Coleman was the first Native American and the first African American woman to get a pilots license. She was also the first Black person to get an international pilots license. Her career predated commercial air-flight so she gained a reputation as a daring stunt pilot in airshows across the US. Coleman tragically died in 1926 at the age of 34 in an plane accident where she was a passenger in a new Curtiss JN-4 Jenny bi-plane she had just bought as she prepared for an airshow.
“I made up my mind to try, I tried and was successful.” – Bessie Coleman
Barbie® recognizes all female role models. The Inspiring Women™ Series pays tribute to incredible heroines of their time; courageous women who took risks, changed rules, and paved the way for generations of girls to dream bigger than ever before.
At the age of 23, Bessie Coleman left Atlanta, Texas, and moved to Chicago to build a better life for herself and pursue an education, It was there in the windy city when she decided she wanted to learn to fly. At that time in the United States, Bessie could not obtain a pilots license because she was a woman of color. Not giving up, Bessie learned French and traveled to France where she ultimately fulfilled her dream. In 1921, after seven months of flight school, she was awarded an international pilot’s license and became the first Black woman and Native-American woman to become a pilot.
Nicknames “Brave Bessie” or “Queen Bess,” Bessie Coleman often performed at airshows where audiences marveled at her trilling aerial stunts. As a pilot she was so passionate about encouraging people of color to pursue aviation that she wanted to open a flight school of her own. Those dreams were sadly never realized because, on April 30, 1925, a flight piloted by her mechanic crashed with Bessie onboard. Brave Bessie’s legacy and achievements as a pioneer in aviation live on and continue to inspire generations of women and people of color to soar in pursuit their dreams.
Girls need more role models like Bessie Coleman, because imagining they can be anything is just the beginning. Actually seeing that they can makes all the difference.
The Bessie Coleman doll comes wearing an olive green aviator suit with a thigh length jacket and below the knee pants. The jacket has two pockets on the front and a black ribbon belt with a beige plastic buckle an across the chest ribbon strap. The rough cut collared jacket opens in the front with a Velcro closure. Underneath is a sleeveless puffy high necked white cotton blouse. It also Velcros open in the back.
The below the knee (knickers in US) pants have a Velcro opening in the back and elastic around the bottom of the legs.
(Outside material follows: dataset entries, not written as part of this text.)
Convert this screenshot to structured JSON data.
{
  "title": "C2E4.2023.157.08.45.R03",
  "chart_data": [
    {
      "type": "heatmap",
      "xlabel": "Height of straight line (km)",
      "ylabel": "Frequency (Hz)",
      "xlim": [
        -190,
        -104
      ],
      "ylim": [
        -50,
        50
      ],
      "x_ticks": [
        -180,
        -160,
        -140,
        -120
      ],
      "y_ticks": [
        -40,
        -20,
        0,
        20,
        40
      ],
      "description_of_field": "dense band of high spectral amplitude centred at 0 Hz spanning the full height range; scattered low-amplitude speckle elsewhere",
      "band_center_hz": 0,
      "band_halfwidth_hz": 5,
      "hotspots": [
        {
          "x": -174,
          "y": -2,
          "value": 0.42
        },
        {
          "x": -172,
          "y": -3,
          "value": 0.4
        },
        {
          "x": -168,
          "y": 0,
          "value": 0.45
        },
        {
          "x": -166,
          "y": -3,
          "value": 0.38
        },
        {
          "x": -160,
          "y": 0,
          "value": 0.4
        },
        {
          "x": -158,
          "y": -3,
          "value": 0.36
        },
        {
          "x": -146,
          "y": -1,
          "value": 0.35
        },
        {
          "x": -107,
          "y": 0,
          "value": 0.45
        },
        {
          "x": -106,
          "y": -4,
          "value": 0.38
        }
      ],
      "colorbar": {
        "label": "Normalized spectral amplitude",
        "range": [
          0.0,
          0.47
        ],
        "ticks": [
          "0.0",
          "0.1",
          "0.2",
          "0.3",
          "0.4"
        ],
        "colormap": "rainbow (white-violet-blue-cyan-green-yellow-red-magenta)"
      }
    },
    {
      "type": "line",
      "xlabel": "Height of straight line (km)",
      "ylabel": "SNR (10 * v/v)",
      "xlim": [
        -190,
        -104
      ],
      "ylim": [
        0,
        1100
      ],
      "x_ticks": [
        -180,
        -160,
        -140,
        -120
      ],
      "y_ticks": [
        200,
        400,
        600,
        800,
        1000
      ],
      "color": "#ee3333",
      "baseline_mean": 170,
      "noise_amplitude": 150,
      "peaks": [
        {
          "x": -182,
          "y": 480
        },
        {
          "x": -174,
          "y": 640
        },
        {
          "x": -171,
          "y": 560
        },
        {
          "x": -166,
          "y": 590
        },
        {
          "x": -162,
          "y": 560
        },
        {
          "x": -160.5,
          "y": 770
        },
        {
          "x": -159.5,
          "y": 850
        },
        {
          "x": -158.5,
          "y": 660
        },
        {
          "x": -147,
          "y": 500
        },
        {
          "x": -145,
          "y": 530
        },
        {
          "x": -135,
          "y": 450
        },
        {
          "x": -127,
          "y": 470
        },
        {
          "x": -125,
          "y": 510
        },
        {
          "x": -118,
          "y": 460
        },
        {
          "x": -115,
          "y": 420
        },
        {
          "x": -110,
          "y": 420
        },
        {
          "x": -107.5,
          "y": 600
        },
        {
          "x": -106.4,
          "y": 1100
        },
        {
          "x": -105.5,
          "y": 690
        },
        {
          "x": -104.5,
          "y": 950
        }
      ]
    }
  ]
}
The pants tuck into knee high black plastic boots that have a slit up the back for easy removal.
The accessory and final touch to her uniform is a soft brown plastic aviator cap with an embossed gold eagle emblem on the front with the initials B.C.
The face is painted with brown eyes and natural pink lips with a teeth smile. The chin length middle part black hairstyle is single curled row that goes around the entire head. It comes plastered with product and the packaged cap on the head leaves a crease just above, With care, the hair can be combed out and re-rolled into the same style.
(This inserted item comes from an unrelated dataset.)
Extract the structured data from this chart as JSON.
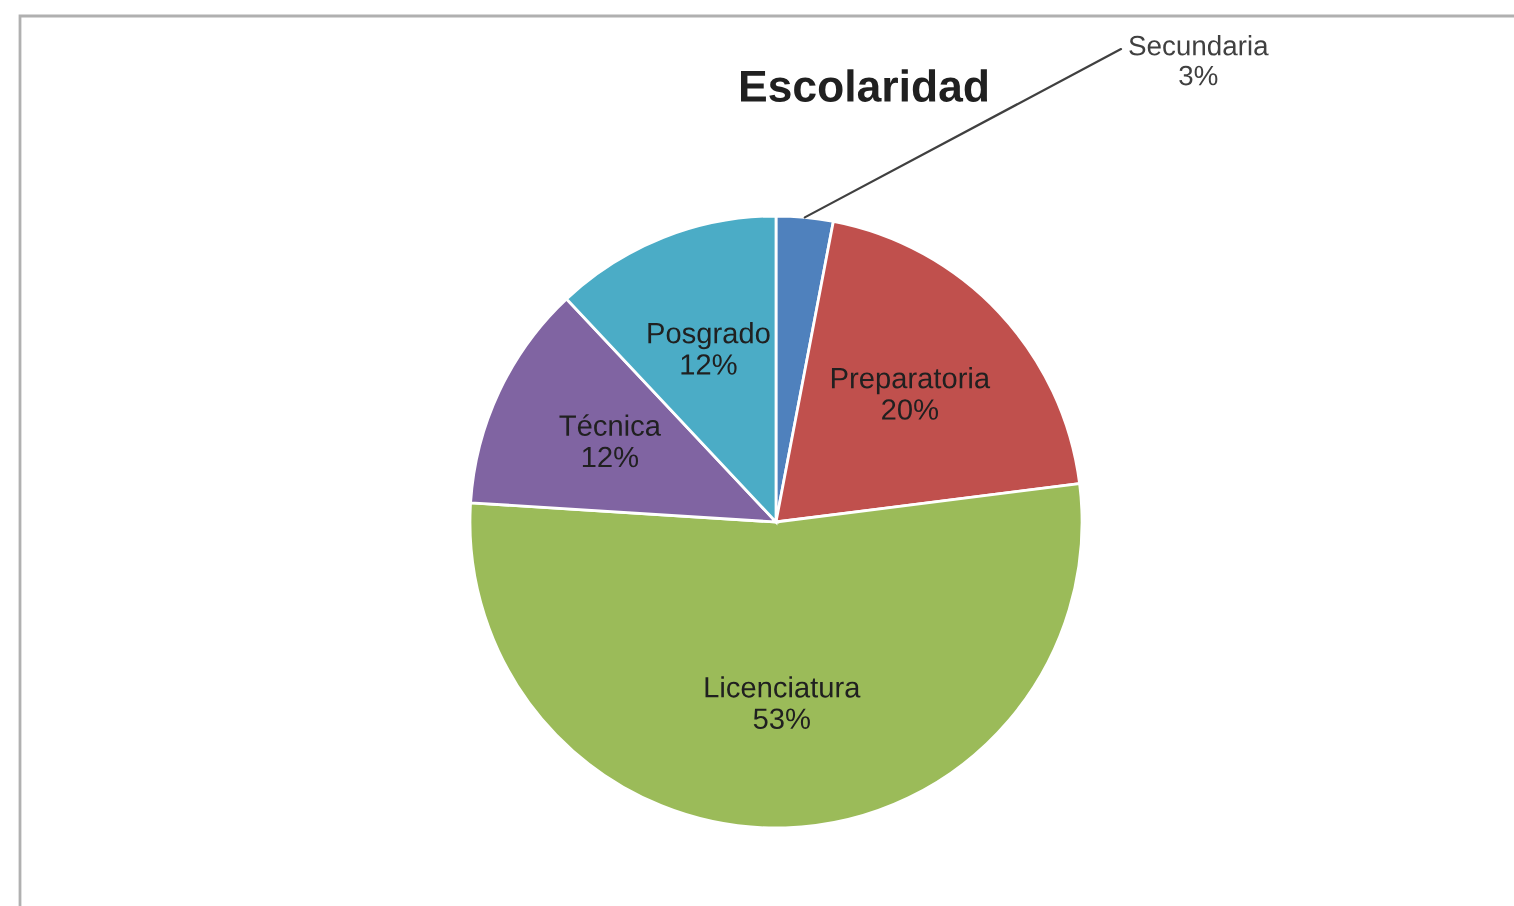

The is articulated at the neck (full turn and 45 degree tilt), shoulders rotate and go out 90 degrees (tight fitting blouse sleeves limit movement a bit), elbows rotate and bend (90 degrees), hips twist (180 degrees) forward and back and sideways (45 degrees), and knees bend 90 degrees (come with cardboard braces on both legs). Regular stiff pointed-toe Barbie feet.
The doll comes with a plastic doll stand and an official Mattel Certificate of Authenticity.